This Article is From Oct 17, 2015

Hungary Closing Croatian Border at Midnight: Foreign Minister

Hungary Closing Croatian Border at Midnight: Foreign Minister

Hungary's foreign minister Peter Szijjarto. (AFP Photo)

Budapest: Hungary will close at midnight (2200 GMT) its border with Croatia, a major entry point for tens of thousands of migrants bound for northern Europe, Hungary's foreign minister said Friday.

"The National Security Cabinet has decided that... we will close the green border from midnight," Peter Szijjarto said.

"The official border posts will continue to operate, but under strict controls," he told a news conference in Budapest.

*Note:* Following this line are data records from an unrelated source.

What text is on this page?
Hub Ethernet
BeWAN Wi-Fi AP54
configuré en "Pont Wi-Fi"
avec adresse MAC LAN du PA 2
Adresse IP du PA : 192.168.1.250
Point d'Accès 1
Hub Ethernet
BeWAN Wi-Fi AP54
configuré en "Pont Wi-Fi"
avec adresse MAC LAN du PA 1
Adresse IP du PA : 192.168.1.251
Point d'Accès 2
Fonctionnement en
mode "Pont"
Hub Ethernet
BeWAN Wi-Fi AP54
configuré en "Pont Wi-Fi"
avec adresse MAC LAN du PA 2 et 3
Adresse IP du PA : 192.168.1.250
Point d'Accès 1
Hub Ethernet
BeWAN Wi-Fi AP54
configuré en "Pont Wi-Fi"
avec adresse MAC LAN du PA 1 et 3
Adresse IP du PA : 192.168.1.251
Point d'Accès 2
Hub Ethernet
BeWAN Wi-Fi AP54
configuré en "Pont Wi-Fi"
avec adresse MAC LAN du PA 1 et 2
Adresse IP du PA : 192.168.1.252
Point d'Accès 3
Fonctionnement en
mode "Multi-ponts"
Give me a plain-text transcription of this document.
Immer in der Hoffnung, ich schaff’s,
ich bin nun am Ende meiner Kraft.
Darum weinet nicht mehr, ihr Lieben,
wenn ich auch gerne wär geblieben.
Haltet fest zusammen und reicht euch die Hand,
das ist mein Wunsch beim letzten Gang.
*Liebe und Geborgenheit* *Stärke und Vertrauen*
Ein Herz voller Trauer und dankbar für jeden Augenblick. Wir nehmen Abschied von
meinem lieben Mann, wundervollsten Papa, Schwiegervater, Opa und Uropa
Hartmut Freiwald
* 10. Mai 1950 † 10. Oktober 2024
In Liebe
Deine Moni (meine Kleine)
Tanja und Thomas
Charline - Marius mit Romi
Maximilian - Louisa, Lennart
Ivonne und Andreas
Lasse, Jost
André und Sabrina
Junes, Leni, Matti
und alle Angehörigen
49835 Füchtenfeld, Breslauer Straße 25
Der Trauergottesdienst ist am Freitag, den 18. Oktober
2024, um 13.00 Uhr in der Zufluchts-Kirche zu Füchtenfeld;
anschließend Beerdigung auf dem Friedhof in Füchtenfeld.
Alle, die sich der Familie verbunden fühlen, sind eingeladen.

On Wednesday the Hungarian government had said that it had completed a fence along its border with Croatia and that it was ready to seal the frontier.

Last month Hungary sealed its border with Serbia, until then the main crossing point, with razor wire and fences.

This though merely diverted the flow of people into Croatia, from where they crossed the border into Hungary.

EU member Hungary is on the southern frontier of Europe's passport-free Schengen zone, which has come under intense pressure as the European Union faces its biggest migrant crisis since 1945.

More than 386,000 migrants have crossed into the country so far in 2015, with the number likely to exceed 700,000 by the end of the year, according to Hungarian authorities.

Having travelled up from Greece through the western Balkans, all but a few have continued their journey, crossing into Austria and then further north, often to Germany and Scandinavia.

Hungary's Prime Minister Viktor Orban has drawn considerable criticism with his approach of erecting fences and heavy-handed treatment of migrants by the police and army.

But Orban says that unlike Greece, Hungary is merely doing its job of protecting Europe's borders, while criticising Germany for encouraging people to migrate.

He has drawn flak for his warnings about the dangers posed by the arrival into Europe of large numbers of Muslim immigrants.

"Islam has never been part of Europe, it came to us," Orban told German magazine Focus in an interview to be published in full Saturday.